Mendota Memorial Cemeterey
Backstory and Context
The cemetery was founded in the same year as the Wisconsin Hospital for the Insane, serving as a burial ground for patients who passed away who had no family to claim them or whose families could not afford to have them buried elsewhere. A stone sits on the ground of the cemetery, bearing the poem: “The journey/from the spirit world we come/to the spirit world we return/the circle is complete.” The stone also lists the years 1860-1964 as the period during which the cemetery was active.
In its first half century of operation, 14,270 patients were admitted to the Mendota Mental Health Institute. Of those, 1,702 patients passed away during their time at the hospital. Even though the actual number of burials is unknown, the Mendota Memorial Cemetery could not hold the remains of all those individuals as it does not have enough land to accommodate nearly two thousand graves.
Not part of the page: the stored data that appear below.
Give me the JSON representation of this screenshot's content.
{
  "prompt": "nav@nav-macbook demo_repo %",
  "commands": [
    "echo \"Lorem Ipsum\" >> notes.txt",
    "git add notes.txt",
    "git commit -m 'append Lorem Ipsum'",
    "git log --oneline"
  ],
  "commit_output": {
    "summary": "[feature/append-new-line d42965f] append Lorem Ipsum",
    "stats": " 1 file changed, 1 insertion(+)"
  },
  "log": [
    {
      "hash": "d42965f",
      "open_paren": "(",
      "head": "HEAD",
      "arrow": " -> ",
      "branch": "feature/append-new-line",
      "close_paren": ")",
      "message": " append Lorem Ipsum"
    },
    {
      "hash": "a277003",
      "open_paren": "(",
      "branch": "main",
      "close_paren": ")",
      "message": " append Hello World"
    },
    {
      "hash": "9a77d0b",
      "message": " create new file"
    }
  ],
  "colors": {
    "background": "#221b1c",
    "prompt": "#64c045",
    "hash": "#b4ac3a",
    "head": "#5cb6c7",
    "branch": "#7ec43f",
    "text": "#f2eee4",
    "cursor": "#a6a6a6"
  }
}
Some of the individuals interred here were originally buried in other locations closer to the Mental Health Institute itself but were later moved to their current location in the Mendota Memorial Cemetery.Located a half mile north of the Mendota Mental Health Institute’s original location, the cemetery sits in a residential neighborhood in Northern Madison, in the North Lake Mendota neighborhood. The cemetery sits at the intersection of North Road and West Road, on the northwestern corner of the Central Wisconsin Center’s campus. No patients of the Central Wisconsin Center are interred at the Mendota Memorial Hospital.